2024年度 目路はるか教室
3Dコース
「在宅医療の本質」は、人の話を「聴く」こと
東中島クリニック 院長
中島 剛 氏 (ナカジマ タケシ)

「目路はるか教室」のお話しをいただき、自分を振り返る中で、医師を志すきっかけとなった慶應病院での入院経験が、皆さんと 同じ普通部3年生の時であったことを思い出し、不思議な縁を感じました。呼吸器専門医としてキャリアを積んで四半世紀になりますが、「在宅医療」に関わり始めて、まだ10年ほどです。今回改めて勉強し直し、その奥深さを全身全霊で皆さんにお伝えしました。訪問診療に同行し現場を見てもらうことが難しいため、当日は講義だけでなく、在宅医療をテーマにした映画『ピア』を少しだけ鑑賞していただきました。幼稚舎出身の俳優、細田善彦さん演じる医師が、今ブレイク中の女優、松本若菜さん演じるケアマネジャーに怒られながら、患者さんも含め、在宅医療に関わる全ての職種が、平等な仲間(ピア)であることを学んでいくストーリーです。
患者さんに寄り添い、多職種連携が求められる医師には、コミュニケーション能力、その中で も、特に「聴く力」が重要です。

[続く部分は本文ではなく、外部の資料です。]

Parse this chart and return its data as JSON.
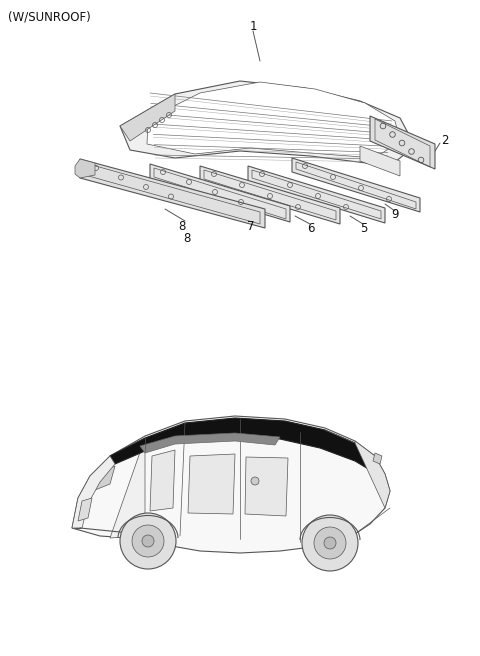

人は誰でも、自分の話をしっかり聞いてくれる人と一緒にいたいと思っています。決して、答えや説得を求めているわけではありません。癌末期の患者さんも、認知症の患者さんに対しても、否定せず、「和顔愛語」の精神で、その人の発する言葉の真意を 理解しようとする熱意が必要であることを強調させていただきました。最後のグループワークでは、医師でも難しい訪問診療の症例検討を行いましたが、皆さんと活発な意見交換を行うことができました。患者さんの人生と向き合う在宅医療だけでなく、どの職業でも、成功や失敗、挫折などの経験が大きな糧となります。興味を持ったことは、躊躇せずにどんどんチャレンジしてほしいと思います。
このような素晴らしい教育プログラムを経験できる生徒さんたちをうらやましく思うとともに、自分も参加させていただき、ご尽力いただいた委員の方々や教員の皆様に、心よりお礼申し上げます。